To this end, SHoP no longer draw plans, sections and elevations. They regard these as obsolete methods of building communication. Since their early project, Dunescape, a temporary pavilion for MoMA PS1 that explored the potential of digital technologies to achieve complex spatial forms via simple means, they produce elemental documentation more akin to aircraft design, or to our mind, the instructions accompanying a LEGO set. We wonder even if the systematised directions for Dunescape were inspired by the installations of 1960s conceptual artist, Sol LeWitt, another New Yorker.

sol lewittStraight Lines in Four Directions and All Their Possible Combinations, Sol LeWitt, 1973

We imagine SHoP would be pleased with these associations. For them, success is a documentation set that goes straight from their computer to a CNC router, neither paper nor dimensions required, followed by a construction site populated by builders without tape measures.

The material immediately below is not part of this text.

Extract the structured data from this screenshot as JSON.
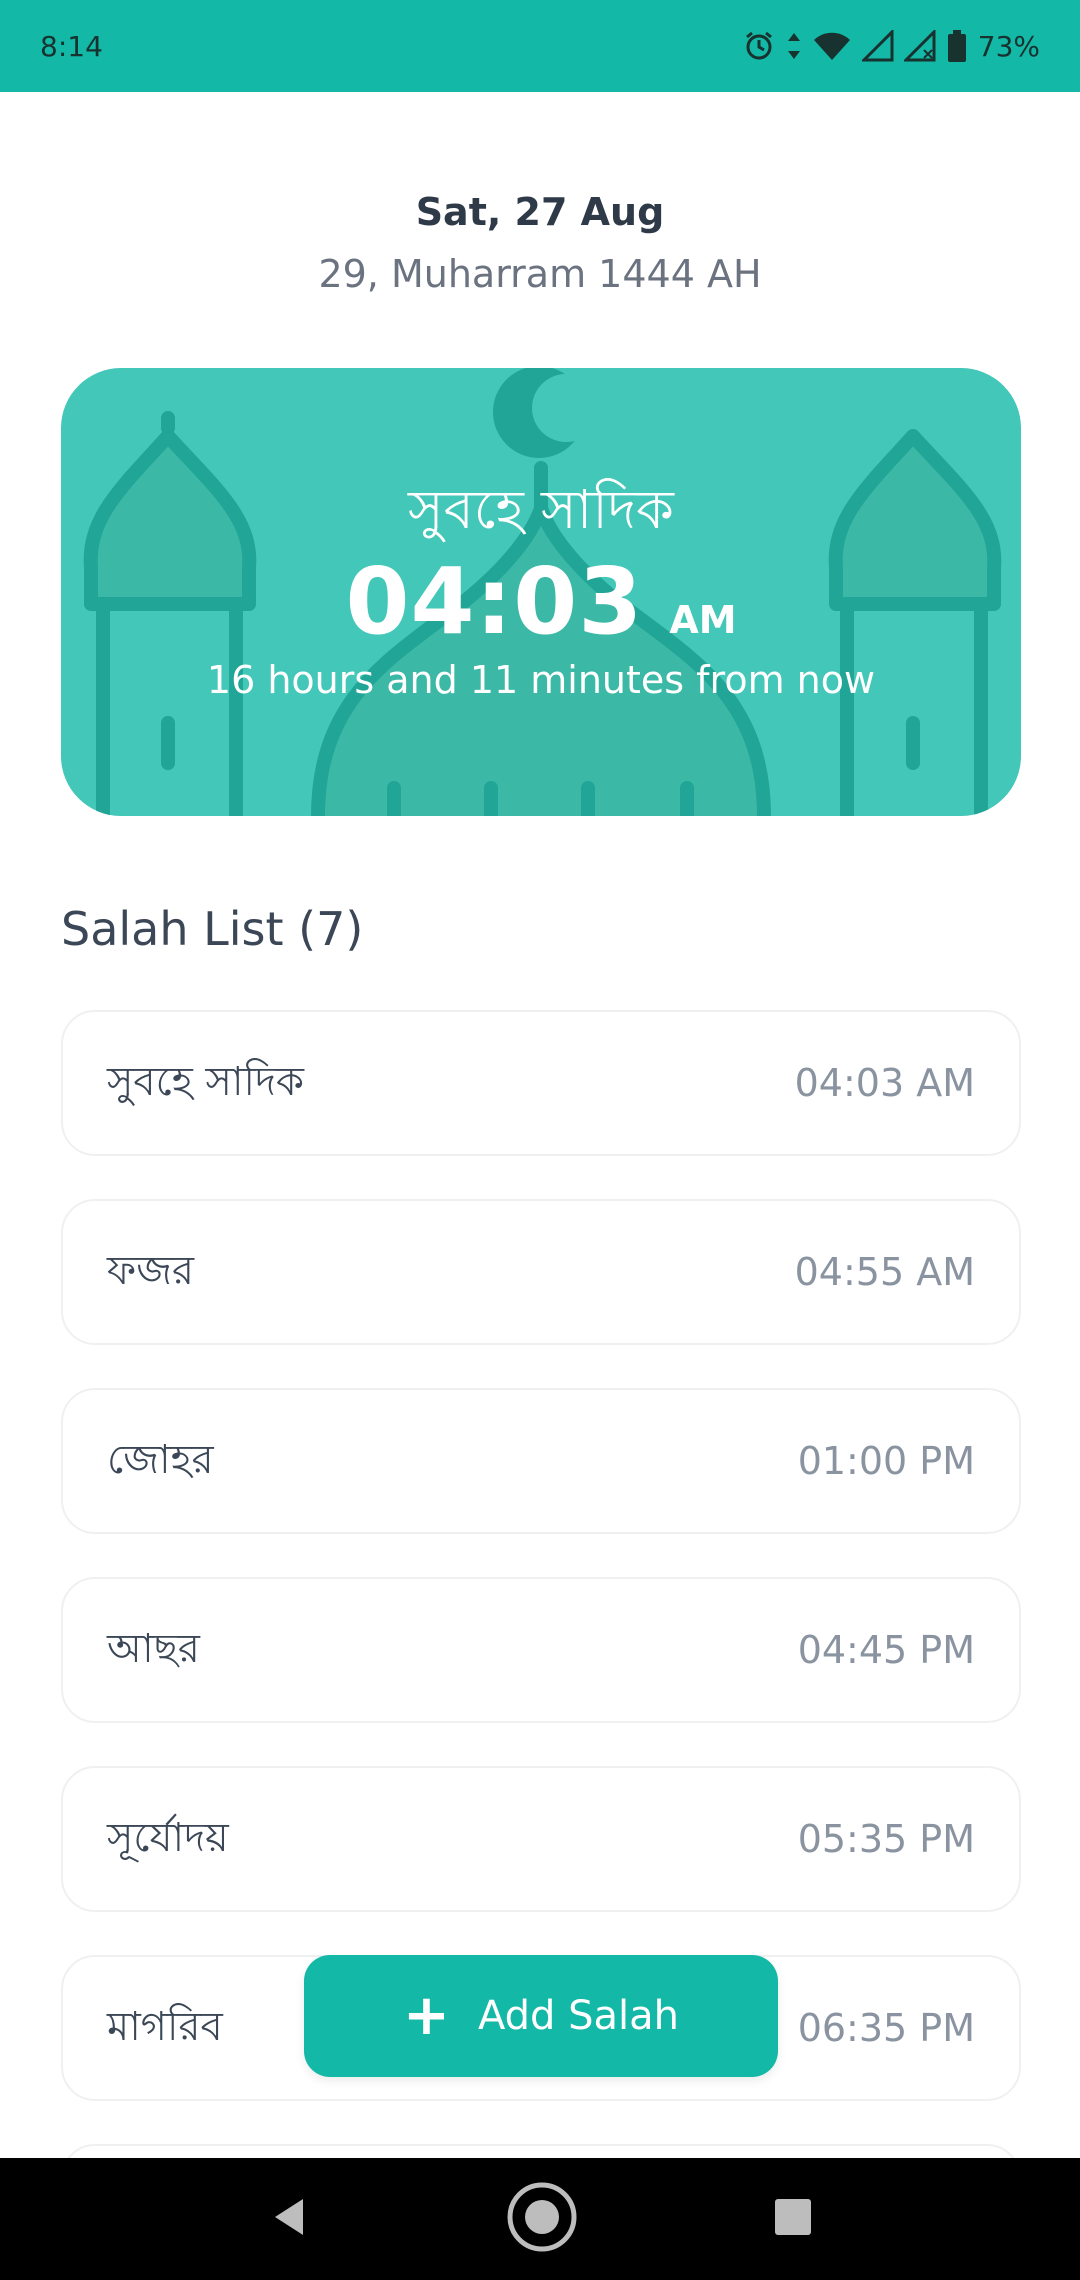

Dunescape might also provide insight into the origins of SHoP’s restless, outwards gaze. It taught them the value of experimentation, a lesson they have carried through to many later projects, Porter House and Barclays Centre included. And it taught them the value of engagement with the socioeconomic armature surrounding their projects. Speaking with their client, they discovered that their pavilion attracted 8,000 people each weekend, compared to the previous year’s pavilion, which attracted only 2,000. What did this mean for MoMA’s revenue?

6,000 people
x
12 weekends
x
$20 average spend
=
$1,440,000

SHoP’s earliest demonstration that good design has value.

Ultimately, the goal of SHoP Architects is to create good, sustainable architecture. For them, sustainability doesn’t mean installing photovoltaic panels on a building, but “creating buildings that people love, that don’t get torn down every 10 – 20 years”. It means promoting high density living and healthy cities. It means exploiting the opportunities presented by new technologies to engage with the built environment at every scale.

Pasquarelli concluded his Dean’s Lecture by observing that we are standing on a precipice of radical change in the construction industry, driven by emerging technologies and rapidly evolving demands on our cities. He believes that architects, “guardians of culture,” are perfectly equipped to ride the waves of this change and must not be afraid to step up to its challenges.